La voix du peuple, le tempo de l’Histoire : Al Souaré

Magazine Culturel SOLANO
18 janvier 2026
Il y a des voix qui marquent les esprits et traversent le temps. Le 17 janvier 2026, au cœur du Stade Général Lansana Conté de Nongo, celle d’Al Souaré a résonné bien au-delà des micros et des enceintes. Ce jour-là, alors que la Guinée vivait l’un des moments les plus solennels de son histoire récente avec l’investiture du Président élu Mamadi Doumbouya, une autre histoire s’écrivait en filigrane : celle d’une cérémonie portée par la puissance de la culture et le souffle de l’art.
Dès les premières minutes, le stade s’est transformé en une immense scène à ciel ouvert. Sous la coordination de la Direction de la Communication et de l’Information (DCI), un spectacle d’envergure exceptionnelle a pris forme. Près de trois heures de performances, 64 artistes, des tableaux soigneusement enchaînés, une énergie constante : un défi colossal que seul un chef d’orchestre aguerri pouvait relever. Al Souaré en a été l’architecte sonore et le guide.
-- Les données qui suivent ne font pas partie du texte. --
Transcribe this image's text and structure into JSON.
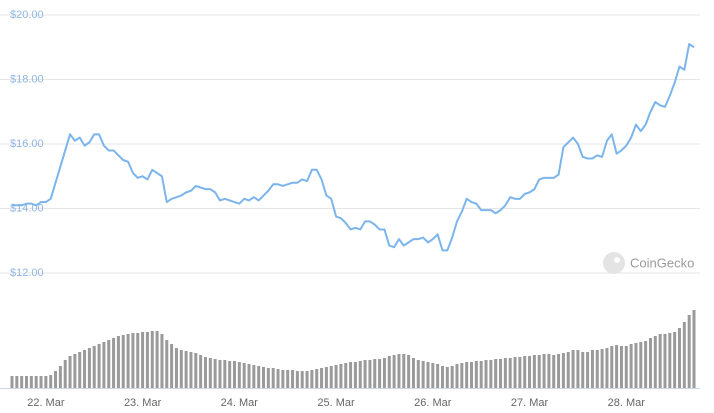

Avec une voix posée, maîtrisée, presque magnétique, il a su maintenir le rythme, canaliser l’émotion collective et donner une âme à cette ouverture artistique hors normes. Chaque transition, chaque annonce, chaque silence même, participait à l’équilibre d’un moment suspendu entre solennité républicaine et ferveur populaire.
Lorsque vint le temps de la cérémonie officielle, Al Souaré céda la scène avec élégance à Salematou Sacko, assurant une continuité fluide entre l’expression culturelle et le protocole institutionnel. Une passation maîtrisée, à l’image de l’événement : sobre, respectueuse et profondément symbolique.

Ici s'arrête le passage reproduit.